Numerical study of hybrid binary Al2O3-Cu-H2O nanofluid coating boundary layer flow from an exponentially stretching/shrinking perforated substrate with Cattaneo-Christov heat flux, heat source, suction and multiple slip effects

Abstract

Numerical study of hybrid binary Al2O3-Cu-H2O nanofluid coating boundary layer flow from an exponentially stretching/shrinking perforated substrate with Cattaneo-Christov heat flux, heat source, suction and multiple slip effects. ABSTRACT: Modern coating systems are increasingly deploying nanomaterials which offer improved thermal performance. The optimization of these systems can benefit from more elegant fluid dynamic models of the coating process. Inspired by these advancements, the present investigation introduces a novel mathematical model to analyze the boundary layer transport in Al2O3-Cu-H2O hybrid binary nanofluid coating deposition on an exponentially stretching porous substrate (sheet). Lateral mass flux (suction) at the wall is also considered as is heat source (generation) for hot spot manufacturing effects. To add further sophistication to the thermal conduction model, a non-Fourier approach is adopted which accurately incorporates thermal relaxation effects i. e. the Cattaneo-Christov heat flux (CCHF) model. The Tiwari-Das volume fraction nanoscale formulation is implemented for different combinations of Alumina (Al2O3) and Copper (Cu) metallic nanoparticles in an aqueous base fluid (H2O).
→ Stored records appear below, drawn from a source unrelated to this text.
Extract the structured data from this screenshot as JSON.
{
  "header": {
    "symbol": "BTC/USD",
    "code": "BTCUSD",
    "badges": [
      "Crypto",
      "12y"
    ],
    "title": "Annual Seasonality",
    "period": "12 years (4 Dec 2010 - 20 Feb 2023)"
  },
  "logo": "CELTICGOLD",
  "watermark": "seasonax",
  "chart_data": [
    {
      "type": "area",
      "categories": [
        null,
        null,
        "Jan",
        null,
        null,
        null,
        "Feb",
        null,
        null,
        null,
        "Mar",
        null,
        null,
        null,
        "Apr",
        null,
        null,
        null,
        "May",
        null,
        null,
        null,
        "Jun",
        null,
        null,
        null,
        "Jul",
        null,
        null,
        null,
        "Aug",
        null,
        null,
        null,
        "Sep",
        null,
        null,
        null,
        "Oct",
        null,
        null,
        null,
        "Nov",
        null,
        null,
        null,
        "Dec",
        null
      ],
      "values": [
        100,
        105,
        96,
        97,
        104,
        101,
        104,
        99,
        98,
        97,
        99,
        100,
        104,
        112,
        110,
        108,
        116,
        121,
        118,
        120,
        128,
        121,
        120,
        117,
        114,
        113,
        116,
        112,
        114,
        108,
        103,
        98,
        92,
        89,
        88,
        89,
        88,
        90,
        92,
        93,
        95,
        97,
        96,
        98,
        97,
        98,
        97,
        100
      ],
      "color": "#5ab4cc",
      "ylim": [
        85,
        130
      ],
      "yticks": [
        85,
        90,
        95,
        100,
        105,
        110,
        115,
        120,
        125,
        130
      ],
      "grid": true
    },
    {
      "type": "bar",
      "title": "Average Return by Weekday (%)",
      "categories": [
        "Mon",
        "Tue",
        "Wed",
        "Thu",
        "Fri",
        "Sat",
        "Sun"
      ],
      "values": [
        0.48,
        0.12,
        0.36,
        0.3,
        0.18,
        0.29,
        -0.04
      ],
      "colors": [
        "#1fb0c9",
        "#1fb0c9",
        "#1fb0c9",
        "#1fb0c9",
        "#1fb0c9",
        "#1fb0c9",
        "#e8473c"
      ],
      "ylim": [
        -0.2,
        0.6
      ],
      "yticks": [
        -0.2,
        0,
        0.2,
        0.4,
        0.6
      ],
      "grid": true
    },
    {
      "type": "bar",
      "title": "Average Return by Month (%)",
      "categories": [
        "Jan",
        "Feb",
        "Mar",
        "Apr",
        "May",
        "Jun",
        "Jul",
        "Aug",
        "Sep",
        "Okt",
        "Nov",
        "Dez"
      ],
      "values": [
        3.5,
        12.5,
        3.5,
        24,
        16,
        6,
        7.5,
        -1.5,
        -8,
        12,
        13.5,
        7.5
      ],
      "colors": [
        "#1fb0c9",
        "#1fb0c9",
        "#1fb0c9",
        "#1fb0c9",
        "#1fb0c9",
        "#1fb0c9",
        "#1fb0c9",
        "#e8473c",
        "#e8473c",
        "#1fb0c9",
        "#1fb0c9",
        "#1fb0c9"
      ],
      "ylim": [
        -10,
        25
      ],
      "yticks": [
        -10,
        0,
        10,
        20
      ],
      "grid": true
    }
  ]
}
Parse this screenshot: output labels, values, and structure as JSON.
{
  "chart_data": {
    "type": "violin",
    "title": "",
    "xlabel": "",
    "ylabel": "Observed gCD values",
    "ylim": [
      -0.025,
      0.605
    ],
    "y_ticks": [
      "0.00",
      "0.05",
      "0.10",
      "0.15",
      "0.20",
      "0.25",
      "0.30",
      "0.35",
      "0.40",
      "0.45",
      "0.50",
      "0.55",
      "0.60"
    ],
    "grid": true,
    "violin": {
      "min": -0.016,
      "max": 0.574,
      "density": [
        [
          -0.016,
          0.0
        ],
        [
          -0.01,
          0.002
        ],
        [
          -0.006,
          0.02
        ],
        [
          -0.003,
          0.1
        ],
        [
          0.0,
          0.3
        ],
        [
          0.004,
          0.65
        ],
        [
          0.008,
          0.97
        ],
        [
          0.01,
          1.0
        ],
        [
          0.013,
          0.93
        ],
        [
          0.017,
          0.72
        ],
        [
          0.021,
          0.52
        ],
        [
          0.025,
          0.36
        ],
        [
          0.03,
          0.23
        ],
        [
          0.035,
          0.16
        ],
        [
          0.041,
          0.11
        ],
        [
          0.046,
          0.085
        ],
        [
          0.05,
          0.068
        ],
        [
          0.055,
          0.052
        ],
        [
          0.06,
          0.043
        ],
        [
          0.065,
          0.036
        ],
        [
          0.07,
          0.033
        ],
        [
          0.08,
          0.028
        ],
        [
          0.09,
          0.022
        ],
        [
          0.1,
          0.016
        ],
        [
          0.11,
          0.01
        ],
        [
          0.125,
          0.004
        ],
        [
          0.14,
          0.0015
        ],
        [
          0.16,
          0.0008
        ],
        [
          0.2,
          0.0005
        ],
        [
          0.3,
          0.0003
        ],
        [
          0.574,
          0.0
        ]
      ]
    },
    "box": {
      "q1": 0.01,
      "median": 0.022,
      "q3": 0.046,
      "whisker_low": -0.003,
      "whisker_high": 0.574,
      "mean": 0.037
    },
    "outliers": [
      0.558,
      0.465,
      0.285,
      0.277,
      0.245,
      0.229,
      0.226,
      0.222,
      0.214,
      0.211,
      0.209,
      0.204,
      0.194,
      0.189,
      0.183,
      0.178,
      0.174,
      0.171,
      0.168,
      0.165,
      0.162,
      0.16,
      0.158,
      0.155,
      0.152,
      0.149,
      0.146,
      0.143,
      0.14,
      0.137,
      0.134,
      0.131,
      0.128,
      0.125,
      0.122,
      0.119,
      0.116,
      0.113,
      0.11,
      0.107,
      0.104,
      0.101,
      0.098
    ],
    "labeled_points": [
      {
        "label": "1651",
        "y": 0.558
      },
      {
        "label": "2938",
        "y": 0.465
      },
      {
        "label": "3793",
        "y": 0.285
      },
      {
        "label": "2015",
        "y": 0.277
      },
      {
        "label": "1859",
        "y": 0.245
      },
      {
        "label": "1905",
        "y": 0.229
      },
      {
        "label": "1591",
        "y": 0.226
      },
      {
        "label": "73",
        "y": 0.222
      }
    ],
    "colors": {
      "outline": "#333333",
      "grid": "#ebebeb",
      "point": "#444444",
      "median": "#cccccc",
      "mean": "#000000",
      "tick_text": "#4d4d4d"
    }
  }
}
Hydrodynamic wall and thermal slip are also included as they feature in coating processes. The fundamental equations governing mass, momentum, and energy conservation, along with the corresponding conditions at the wall (substrate) and free stream, are made dimensionless through suitable scaling similarity transformations. The resulting nonlinear coupled ordinary differential boundary value problem is subsequently addressed using the efficient MATLAB bvp4c routine. Special cases of the non-Fourier model are validated against published results, and the general model is further confirmed through validation using an Adams-Moulton 2-step predictor-corrector algorithm (AMPC).